I really encourage you to get involved in this project. Its a good way of confirming an ID and it doesn’t matter who you are, whether you are a snorkeler, puddle pirate*, SCUBA diver, recreational fisher, commercial fisher or only ever make it as far as the tide line at the beach, you can still be a part of it. There is a very friendly little community being built up and it really is quite fun – for some the fun is trying to be the first to log a species, or to log the most species, at a location and for others its just building up a list of species they have seen. So download the iNaturalist app (itunes or android), sign up and start logging observations of fish you see straight away, it’s that easy…and lastly don’t forget to swing by fish thinkers and let us know what you have found and logged!

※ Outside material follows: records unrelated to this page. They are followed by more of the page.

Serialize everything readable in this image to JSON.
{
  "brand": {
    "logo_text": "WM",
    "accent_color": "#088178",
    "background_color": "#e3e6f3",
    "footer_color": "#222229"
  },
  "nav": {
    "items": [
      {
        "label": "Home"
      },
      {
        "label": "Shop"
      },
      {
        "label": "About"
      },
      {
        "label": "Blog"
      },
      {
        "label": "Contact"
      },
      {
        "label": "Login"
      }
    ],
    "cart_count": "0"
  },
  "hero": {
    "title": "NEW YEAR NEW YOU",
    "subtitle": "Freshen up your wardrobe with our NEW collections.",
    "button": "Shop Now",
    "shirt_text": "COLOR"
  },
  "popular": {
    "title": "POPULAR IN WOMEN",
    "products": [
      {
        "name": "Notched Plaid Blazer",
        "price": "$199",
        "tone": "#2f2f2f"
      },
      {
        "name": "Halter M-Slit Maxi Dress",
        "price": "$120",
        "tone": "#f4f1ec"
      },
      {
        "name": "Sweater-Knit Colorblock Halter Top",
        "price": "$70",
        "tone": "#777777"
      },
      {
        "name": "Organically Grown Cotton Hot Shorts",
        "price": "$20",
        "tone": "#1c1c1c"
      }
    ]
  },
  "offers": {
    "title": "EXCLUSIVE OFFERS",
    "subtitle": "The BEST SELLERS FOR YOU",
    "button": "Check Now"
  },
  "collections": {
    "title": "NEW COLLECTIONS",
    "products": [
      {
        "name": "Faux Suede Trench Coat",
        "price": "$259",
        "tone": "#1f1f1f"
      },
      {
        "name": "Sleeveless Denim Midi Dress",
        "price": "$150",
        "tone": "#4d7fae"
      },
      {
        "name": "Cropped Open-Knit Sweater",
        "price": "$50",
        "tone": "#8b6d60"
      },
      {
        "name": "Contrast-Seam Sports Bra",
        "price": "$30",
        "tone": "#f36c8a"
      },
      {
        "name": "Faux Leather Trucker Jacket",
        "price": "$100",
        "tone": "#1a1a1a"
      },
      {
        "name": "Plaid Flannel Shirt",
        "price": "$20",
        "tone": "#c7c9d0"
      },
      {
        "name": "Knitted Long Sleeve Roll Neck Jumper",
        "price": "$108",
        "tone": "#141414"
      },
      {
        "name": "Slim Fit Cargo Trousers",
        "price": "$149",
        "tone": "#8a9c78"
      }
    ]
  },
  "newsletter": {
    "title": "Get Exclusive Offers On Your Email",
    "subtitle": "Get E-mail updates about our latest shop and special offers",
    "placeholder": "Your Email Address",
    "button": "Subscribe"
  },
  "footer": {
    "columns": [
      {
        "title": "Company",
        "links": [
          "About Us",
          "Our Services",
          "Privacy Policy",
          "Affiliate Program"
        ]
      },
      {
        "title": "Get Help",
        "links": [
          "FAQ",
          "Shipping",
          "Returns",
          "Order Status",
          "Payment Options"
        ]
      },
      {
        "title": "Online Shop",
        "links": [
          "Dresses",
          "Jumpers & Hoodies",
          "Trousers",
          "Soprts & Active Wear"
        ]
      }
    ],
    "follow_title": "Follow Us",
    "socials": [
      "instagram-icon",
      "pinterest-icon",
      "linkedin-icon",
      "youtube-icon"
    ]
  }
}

Sightings can also be logged with video supporting evidence like this footage that I recently posted. This is the first underwater footage of this particular species of dogfish in the wild that Australian museum ichthyologists have seen so it is a rare capture.
How to signup:
The signup process is quite simple. 1) join iNaturalist on the web or download the app and join, 2) join the Australasian fishes project (See the photo or the video below for the full details.
**Puddle Pirate: someone that frequents rock pools or other shoreline bodies of water to look at and ID fish and other aquatic creatures (generally releasing them after a photo or two). This is a surprisingly common past-time and in locations that aren’t open to swells it is an excellent way for to introduce kids to the marine realm—pack a fish friendly net, a clear container and you are set!